“The single most important thing parents can do is to become as knowledgeable as possible about their child’s condition or illness and the planned procedures beforehand,” says Angela Kadenhe-Chiweshe, MD, Surgeon, Morgan Stanley Children’s Hospital, NewYork-Presbyterian Hospital/Columbia University Medical Center. “Children from a very young age pick up on a parent’s anxiety or fear, so allaying your own stress by being fully informed will help your child enormously.”
Once you know what to expect, it will be easier to discuss your knowledge at your child’s level. It’s very important to match the amount of information you share with your child’s ability to absorb it.
Encourage your child to ask questions. It’s equally important to provide the kind of emotional reassurance only a parent can provide: letting your child know that he or she won’t be alone. Explain that you will be there the whole time, although you might not be able to come right into the operating room. Remind your child he or she still won’t be alone then, because the doctors, nurses, and other staff will be there to do the operation and be sure your child is safe and comfortable.
Depending on their age, children might start a journal about their surgery experience. If your child is too young to write, have him or her draw, paint, or color instead. You might also consider bringing to the hospital books, games, sketchpads, music player, or a laptop.
Here are more age-based suggestions on how to prepare your child for surgery.
For infants, it’s most important that parents communicate with each other. Comforting, familiar people and objects are also helpful, so be sure to pack your baby’s special stuffed animal, blanket, or pacifier. If you aren’t still nursing, bring the baby’s usual bottle for after the operation.
Talk with your toddler the day before the surgery, but not much further in advance. Try to clarify the reason for the surgery and that it has nothing to do with any imagined misbehavior on your child’s part. Give your child a choice of what toy or blanket to bring and what to wear to the hospital. Explain in simple terms what the nurses or doctors will do before they touch your toddler. Children at this age like to see their parents nearby, and they like to be held.

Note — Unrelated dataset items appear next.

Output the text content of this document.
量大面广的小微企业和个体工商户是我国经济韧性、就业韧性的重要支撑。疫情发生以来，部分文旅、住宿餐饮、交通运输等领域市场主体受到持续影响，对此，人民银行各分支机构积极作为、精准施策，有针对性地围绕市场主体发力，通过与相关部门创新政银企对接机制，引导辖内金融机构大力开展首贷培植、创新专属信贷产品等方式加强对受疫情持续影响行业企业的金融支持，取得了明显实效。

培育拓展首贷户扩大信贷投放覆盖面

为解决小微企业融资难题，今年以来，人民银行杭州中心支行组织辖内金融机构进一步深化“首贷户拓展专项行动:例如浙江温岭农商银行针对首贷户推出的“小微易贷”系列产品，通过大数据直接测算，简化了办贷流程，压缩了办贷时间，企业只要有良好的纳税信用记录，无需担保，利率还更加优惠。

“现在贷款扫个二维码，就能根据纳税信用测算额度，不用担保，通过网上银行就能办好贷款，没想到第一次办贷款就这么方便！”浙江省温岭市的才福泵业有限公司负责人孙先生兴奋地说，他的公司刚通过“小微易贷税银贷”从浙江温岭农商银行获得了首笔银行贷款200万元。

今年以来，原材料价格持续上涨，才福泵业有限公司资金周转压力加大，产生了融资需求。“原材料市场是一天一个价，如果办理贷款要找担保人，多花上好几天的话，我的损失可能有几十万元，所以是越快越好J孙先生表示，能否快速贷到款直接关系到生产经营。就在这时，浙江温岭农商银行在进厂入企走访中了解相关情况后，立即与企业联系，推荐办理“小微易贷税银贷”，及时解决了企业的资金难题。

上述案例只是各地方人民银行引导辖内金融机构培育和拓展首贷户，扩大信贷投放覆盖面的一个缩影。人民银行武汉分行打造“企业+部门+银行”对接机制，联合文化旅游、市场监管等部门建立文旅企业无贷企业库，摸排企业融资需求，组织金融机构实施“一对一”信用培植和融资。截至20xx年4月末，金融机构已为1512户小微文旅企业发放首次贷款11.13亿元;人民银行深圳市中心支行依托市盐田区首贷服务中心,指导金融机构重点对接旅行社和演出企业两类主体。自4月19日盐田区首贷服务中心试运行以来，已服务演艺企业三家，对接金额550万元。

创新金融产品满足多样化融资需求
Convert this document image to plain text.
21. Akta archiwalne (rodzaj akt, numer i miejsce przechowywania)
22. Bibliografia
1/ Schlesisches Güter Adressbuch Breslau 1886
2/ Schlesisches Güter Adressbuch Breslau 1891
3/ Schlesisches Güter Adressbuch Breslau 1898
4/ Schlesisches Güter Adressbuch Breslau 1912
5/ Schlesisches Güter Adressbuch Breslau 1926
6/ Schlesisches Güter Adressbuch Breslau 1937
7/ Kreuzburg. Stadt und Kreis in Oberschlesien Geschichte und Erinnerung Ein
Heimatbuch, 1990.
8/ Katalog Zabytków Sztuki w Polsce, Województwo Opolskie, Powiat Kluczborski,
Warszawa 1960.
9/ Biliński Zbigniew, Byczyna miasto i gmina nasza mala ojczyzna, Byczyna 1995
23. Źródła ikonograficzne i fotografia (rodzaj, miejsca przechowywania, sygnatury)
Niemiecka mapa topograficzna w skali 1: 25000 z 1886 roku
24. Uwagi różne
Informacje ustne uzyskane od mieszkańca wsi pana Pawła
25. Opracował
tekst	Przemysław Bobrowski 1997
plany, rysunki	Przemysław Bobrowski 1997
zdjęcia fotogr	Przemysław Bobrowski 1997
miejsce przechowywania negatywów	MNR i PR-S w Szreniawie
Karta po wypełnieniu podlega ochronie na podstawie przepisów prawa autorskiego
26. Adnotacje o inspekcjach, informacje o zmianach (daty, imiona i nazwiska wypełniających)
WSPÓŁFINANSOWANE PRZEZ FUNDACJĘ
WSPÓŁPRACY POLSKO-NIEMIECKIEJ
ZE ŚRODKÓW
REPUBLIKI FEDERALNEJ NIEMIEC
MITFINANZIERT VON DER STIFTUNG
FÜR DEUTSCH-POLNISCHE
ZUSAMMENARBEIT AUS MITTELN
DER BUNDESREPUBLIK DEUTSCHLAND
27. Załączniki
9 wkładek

Three- to six-year-olds need more time to absorb information, so speak with your child at least three or four days before surgery. Preschoolers may be anxious about being separated from their parents, so reassure your child that you will be available as much as possible. Remember that preschoolers learn through play, so if they want to play doctor or surgeon, encourage them.
Both toddlers and preschoolers are most afraid of separation, so many hospitals allow parents into the operating room until their child is anesthetized and bring them to the recovery room before they wake up.
Elementary School Age
This age child loves to ask questions, so all you have to do is encourage them. Begin discussing the surgery a week or two before admission, and be honest with your child about what to expect. Involve your child in the planning process as much as possible. School-age children may have fears of anesthesia, pain, or death. Help them verbalize such fears, which you can then address. Maybe your child could discuss the surgery with a doctor, or visit the hospital ahead of time. Remind him or her about what will happen afterward—stitches, bandages, pain medication, and so forth.
Finally, Dr. Kadenhe-Chiweshe says, “Keeping in mind the reason for the operation or the ‘destination’ so to speak, gives you confidence to endure the ‘journey’.”